Date: 01/18/2002 at 13:27:53 From: Doctor Paul Subject: Re: Residue of Ridiculously Large Number

The answer is 55045053, but I'm not quite sure how to explain it to you. Obviously, I used a computer to get the answer. The program I used (Maple) can compute x = 13¹³ but it cannot compute y = 13^x. 13^x is just too large.

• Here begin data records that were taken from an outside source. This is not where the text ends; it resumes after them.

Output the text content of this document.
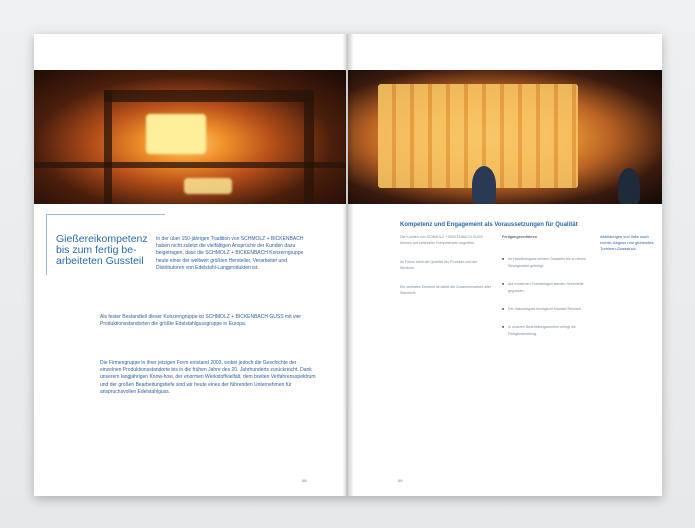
Gießereikompetenz
bis zum fertig be-
arbeiteten Gussteil
In der über 150-jährigen Tradition von SCHMOLZ + BICKENBACH haben nicht zuletzt die vielfältigen Ansprüche der Kunden dazu beigetragen, dass die SCHMOLZ + BICKENBACH Konzerngruppe heute einer der weltweit größten Hersteller, Verarbeiter und Distributoren von Edelstahl-Langprodukten ist.
Als fester Bestandteil dieser Konzerngruppe ist SCHMOLZ + BICKENBACH GUSS mit vier Produktionsstandorten die größte Edelstahlgussgruppe in Europa.
Die Firmengruppe in ihrer jetzigen Form entstand 2003, wobei jedoch die Geschichte der einzelnen Produktionsstandorte bis in die frühen Jahre des 20. Jahrhunderts zurückreicht. Dank unserem langjährigen Know-how, der enormen Werkstoffvielfalt, dem breiten Verfahrensspektrum und der großen Bearbeitungstiefe sind wir heute eines der führenden Unternehmen für anspruchsvollen Edelstahlguss.
08
Kompetenz und Engagement als Voraussetzungen für Qualität
Die Kunden von SCHMOLZ + BICKENBACH GUSS können auf zahlreiche Kompetenzen zugreifen.
Im Fokus steht die Qualität der Produkte und der Services.
Ein zentrales Element ist dabei die Zusammenarbeit aller Standorte.
Fertigungsverfahren
■ Im Handformguss werden Gussteile bis zu einem Stückgewicht gefertigt.
■ Auf modernen Formanlagen werden Serienteile gegossen.
■ Der Vakuumguss ermöglicht höchste Reinheit.
■ In unseren Bearbeitungszentren erfolgt die Fertigbearbeitung.
Abbildungen von links nach rechts: Abguss und glühendes Turbinen-Gussstück.
09
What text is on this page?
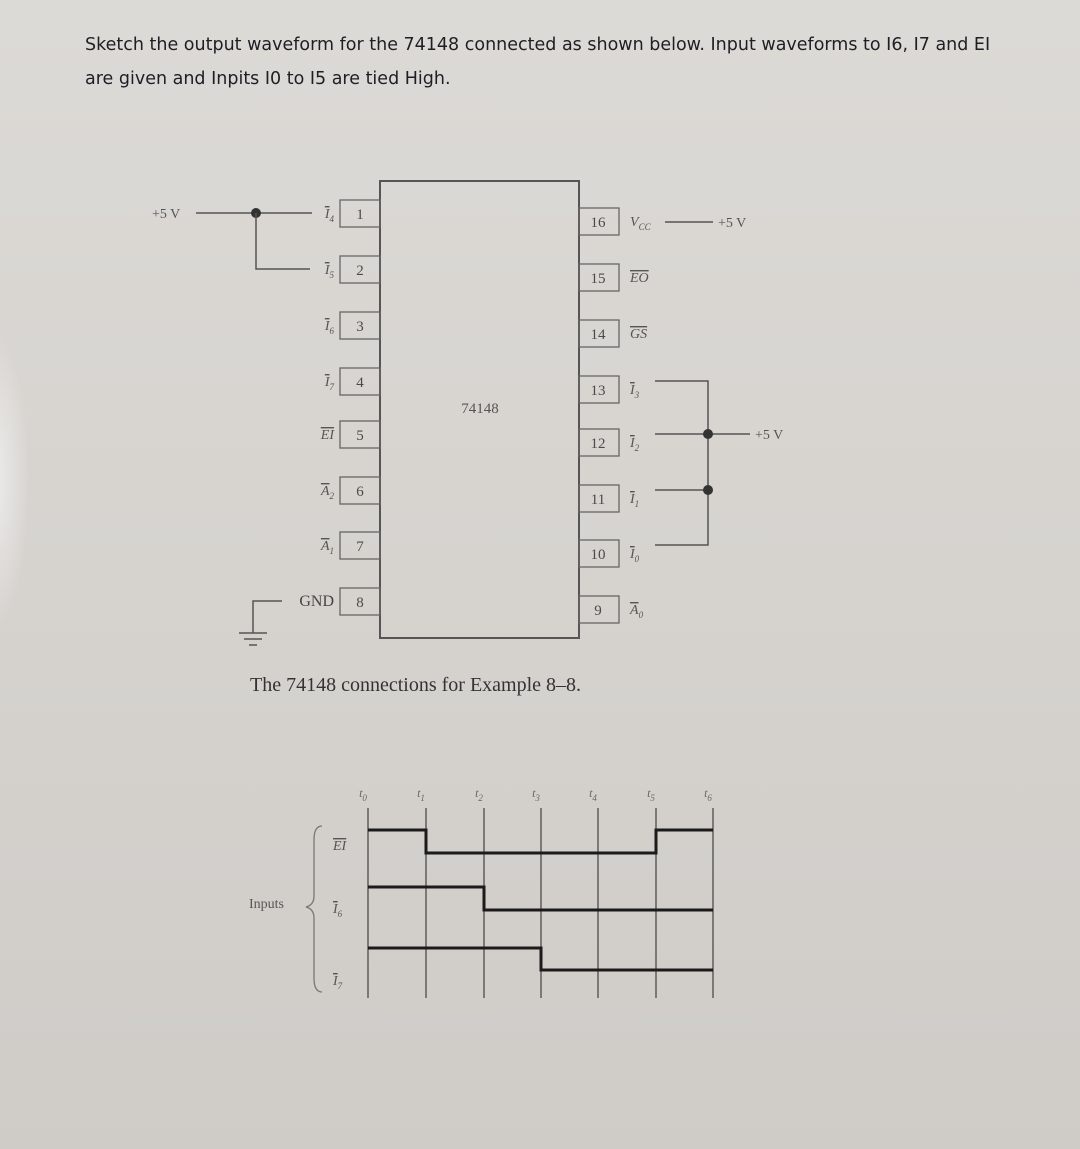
Sketch the output waveform for the 74148 connected as shown below. Input waveforms to I6, I7 and EI
are given and Inpits I0 to I5 are tied High.
74148
1
$I_4$
2
$I_5$
3
$I_6$
4
$I_7$
5
EI
6
$A_2$
7
$A_1$
8
GND
16 $V_{CC}$
15 EO
14 GS
13 $I_3$
12 $I_2$
11 $I_1$
10 $I_0$
9 $A_0$
+5 V
+5 V
+5 V
$t_0$	$t_1$	$t_2$	$t_3$	$t_4$	$t_5$	$t_6$
EI
$I_6$
$I_7$
Inputs
The 74148 connections for Example 8–8.
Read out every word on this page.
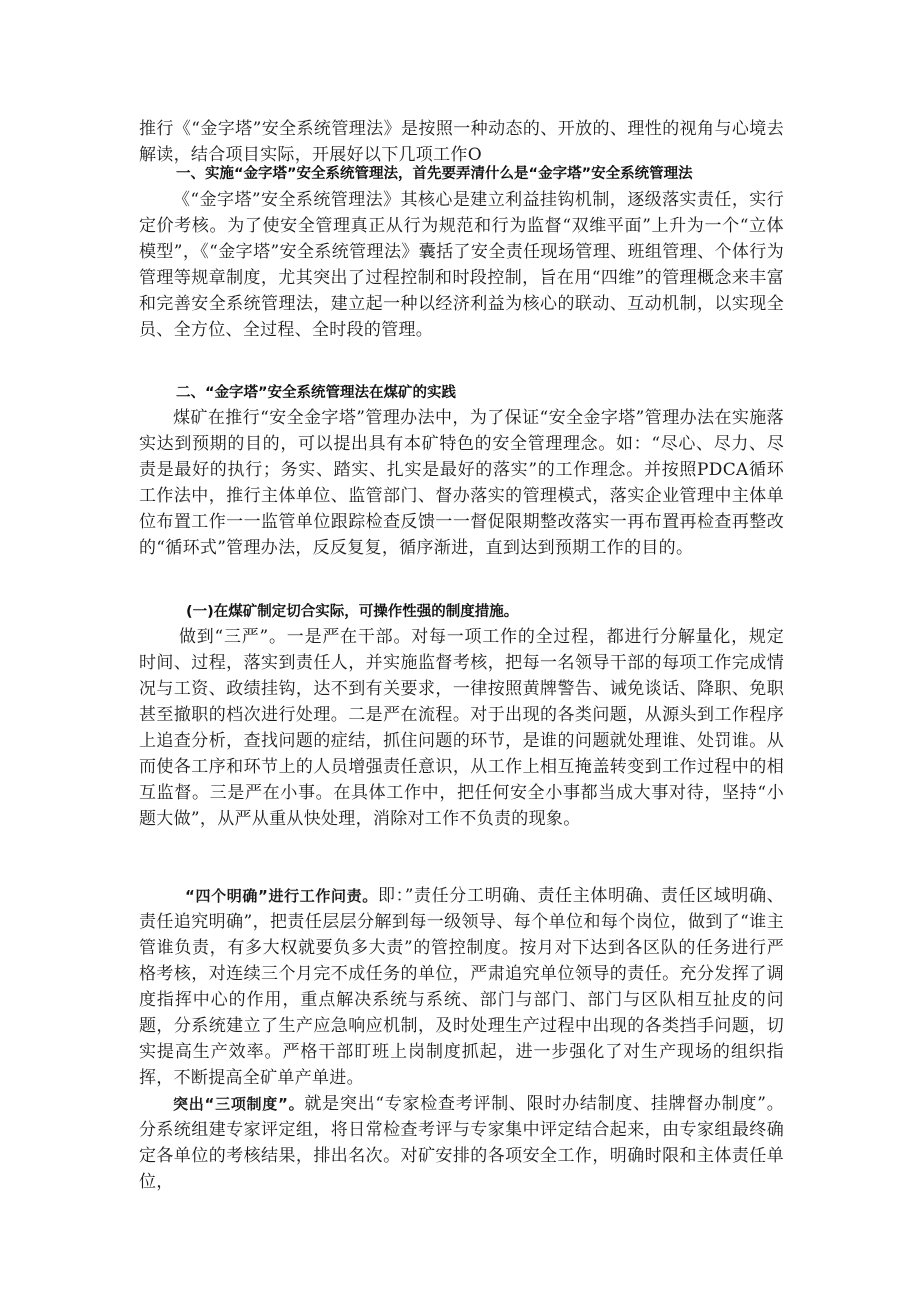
推行《“金字塔”安全系统管理法》是按照一种动态的、开放的、理性的视角与心境去解读，结合项目实际，开展好以下几项工作O

一、实施“金字塔”安全系统管理法，首先要弄清什么是“金字塔”安全系统管理法

《“金字塔”安全系统管理法》其核心是建立利益挂钩机制，逐级落实责任，实行定价考核。为了使安全管理真正从行为规范和行为监督“双维平面”上升为一个“立体模型”，《“金字塔”安全系统管理法》囊括了安全责任现场管理、班组管理、个体行为管理等规章制度，尤其突出了过程控制和时段控制，旨在用“四维”的管理概念来丰富和完善安全系统管理法，建立起一种以经济利益为核心的联动、互动机制，以实现全员、全方位、全过程、全时段的管理。

二、“金字塔”安全系统管理法在煤矿的实践

煤矿在推行“安全金字塔”管理办法中，为了保证“安全金字塔”管理办法在实施落实达到预期的目的，可以提出具有本矿特色的安全管理理念。如：“尽心、尽力、尽责是最好的执行；务实、踏实、扎实是最好的落实”的工作理念。并按照PDCA循环工作法中，推行主体单位、监管部门、督办落实的管理模式，落实企业管理中主体单位布置工作一一监管单位跟踪检查反馈一一督促限期整改落实一再布置再检查再整改的“循环式”管理办法，反反复复，循序渐进，直到达到预期工作的目的。

(一)在煤矿制定切合实际，可操作性强的制度措施。

做到“三严”。一是严在干部。对每一项工作的全过程，都进行分解量化，规定时间、过程，落实到责任人，并实施监督考核，把每一名领导干部的每项工作完成情况与工资、政绩挂钩，达不到有关要求，一律按照黄牌警告、诫免谈话、降职、免职甚至撤职的档次进行处理。二是严在流程。对于出现的各类问题，从源头到工作程序上追查分析，查找问题的症结，抓住问题的环节，是谁的问题就处理谁、处罚谁。从而使各工序和环节上的人员增强责任意识，从工作上相互掩盖转变到工作过程中的相互监督。三是严在小事。在具体工作中，把任何安全小事都当成大事对待，坚持“小题大做”，从严从重从快处理，消除对工作不负责的现象。

“四个明确”进行工作问责。即：”责任分工明确、责任主体明确、责任区域明确、责任追究明确”，把责任层层分解到每一级领导、每个单位和每个岗位，做到了“谁主管谁负责，有多大权就要负多大责”的管控制度。按月对下达到各区队的任务进行严格考核，对连续三个月完不成任务的单位，严肃追究单位领导的责任。充分发挥了调度指挥中心的作用，重点解决系统与系统、部门与部门、部门与区队相互扯皮的问题，分系统建立了生产应急响应机制，及时处理生产过程中出现的各类挡手问题，切实提高生产效率。严格干部盯班上岗制度抓起，进一步强化了对生产现场的组织指挥，不断提高全矿单产单进。

突出“三项制度”。就是突出“专家检查考评制、限时办结制度、挂牌督办制度”。分系统组建专家评定组，将日常检查考评与专家集中评定结合起来，由专家组最终确定各单位的考核结果，排出名次。对矿安排的各项安全工作，明确时限和主体责任单位，
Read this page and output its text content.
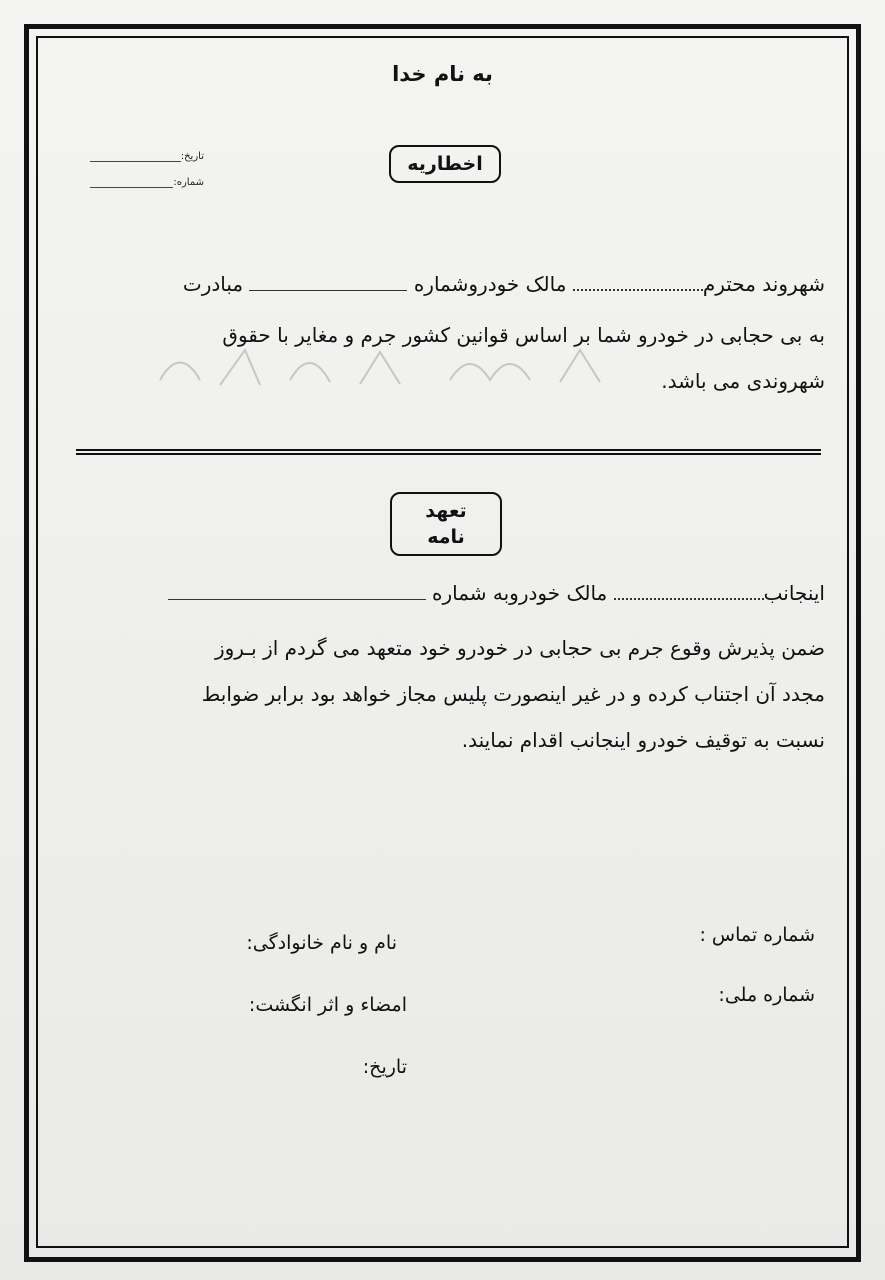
به نام خدا
تاریخ:
شماره:
اخطاریه
شهروند محترم مالک خودروشماره  مبادرت
به بی حجابی در خودرو شما بر اساس قوانین کشور جرم و مغایر با حقوق
شهروندی می باشد.
تعهد نامه
اینجانب مالک خودروبه شماره
ضمن پذیرش وقوع جرم بی حجابی در خودرو خود متعهد می گردم از بـروز
مجدد آن اجتناب کرده و در غیر اینصورت پلیس مجاز خواهد بود برابر ضوابط
نسبت به توقیف خودرو اینجانب اقدام نمایند.
شماره تماس :
نام و نام خانوادگی:
شماره ملی:
امضاء و اثر انگشت:
تاریخ:
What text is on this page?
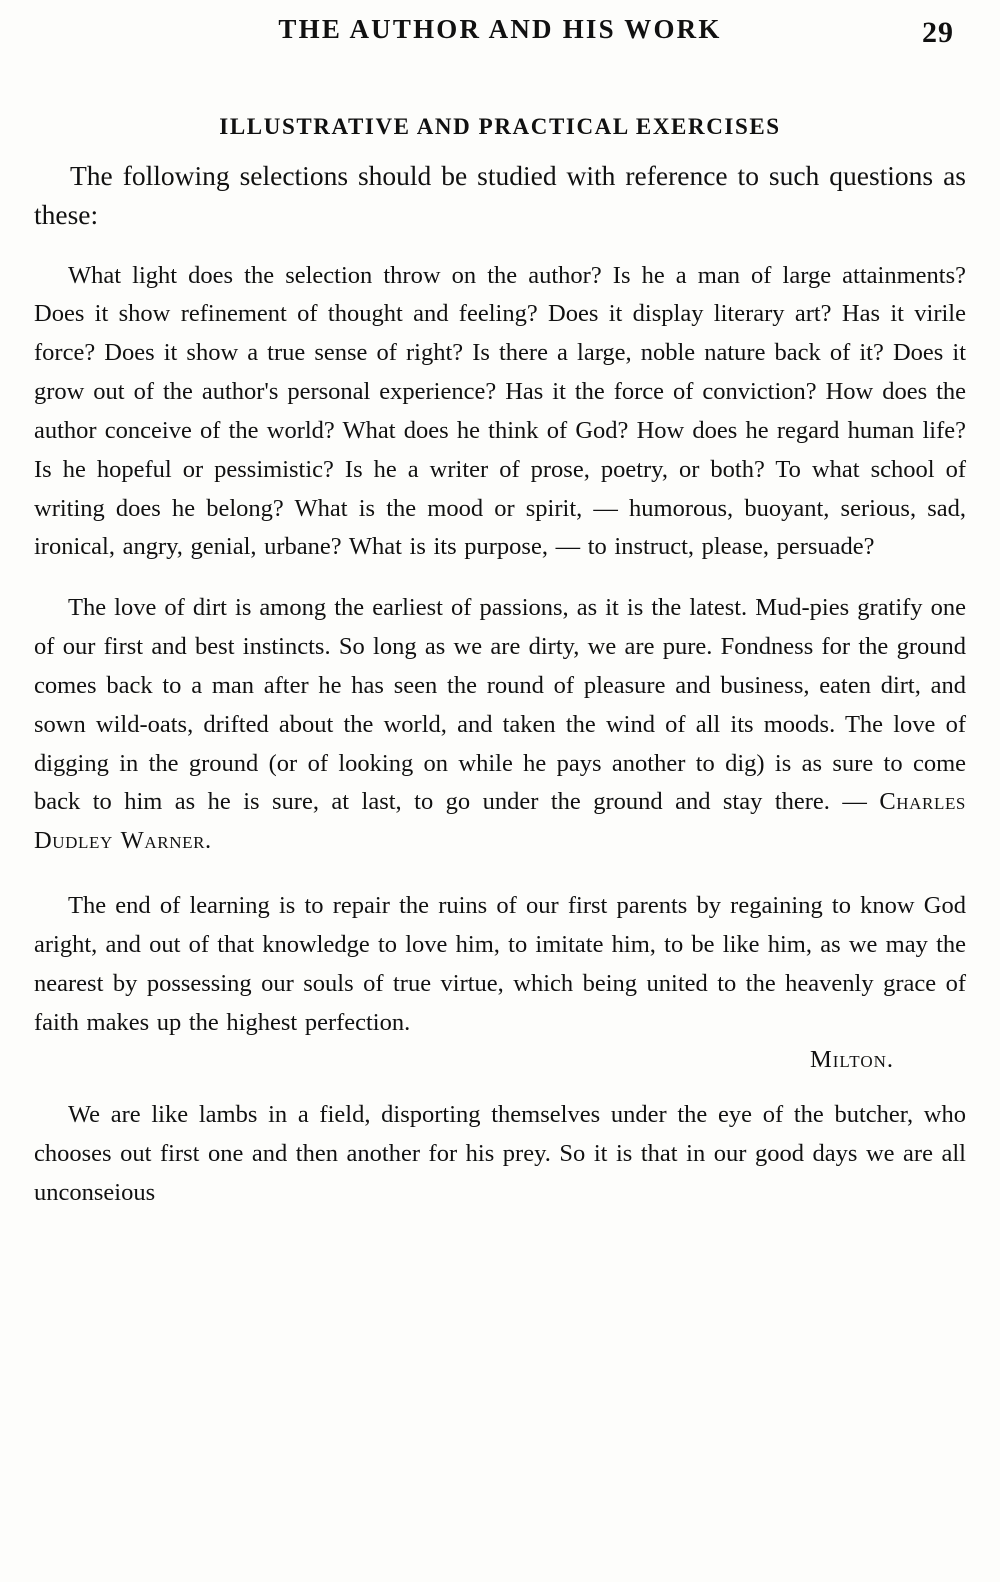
THE AUTHOR AND HIS WORK	29
ILLUSTRATIVE AND PRACTICAL EXERCISES

The following selections should be studied with reference to such questions as these:

What light does the selection throw on the author? Is he a man of large attainments? Does it show refinement of thought and feeling? Does it display literary art? Has it virile force? Does it show a true sense of right? Is there a large, noble nature back of it? Does it grow out of the author's personal experience? Has it the force of conviction? How does the author conceive of the world? What does he think of God? How does he regard human life? Is he hopeful or pessimistic? Is he a writer of prose, poetry, or both? To what school of writing does he belong? What is the mood or spirit, — humorous, buoyant, serious, sad, ironical, angry, genial, urbane? What is its purpose, — to instruct, please, persuade?

The love of dirt is among the earliest of passions, as it is the latest. Mud-pies gratify one of our first and best instincts. So long as we are dirty, we are pure. Fondness for the ground comes back to a man after he has seen the round of pleasure and business, eaten dirt, and sown wild-oats, drifted about the world, and taken the wind of all its moods. The love of digging in the ground (or of looking on while he pays another to dig) is as sure to come back to him as he is sure, at last, to go under the ground and stay there. — Charles Dudley Warner.

The end of learning is to repair the ruins of our first parents by regaining to know God aright, and out of that knowledge to love him, to imitate him, to be like him, as we may the nearest by possessing our souls of true virtue, which being united to the heavenly grace of faith makes up the highest perfection.

Milton.

We are like lambs in a field, disporting themselves under the eye of the butcher, who chooses out first one and then another for his prey. So it is that in our good days we are all unconseious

The key here is that we don't need to compute 13^x - we just need to compute the last 8 digits of 13^x. And there's a trick that will make this possible. Let me try to explain:

Let's answer a simpler question for a moment. What if we wanted to compute the last digit of 2² — how would you do that? One way would be to divide 2² by ten and see what the remainder was. That remainder will be 4 (which is the answer). Now what if you wanted the last digit of 2^(2²) = 16?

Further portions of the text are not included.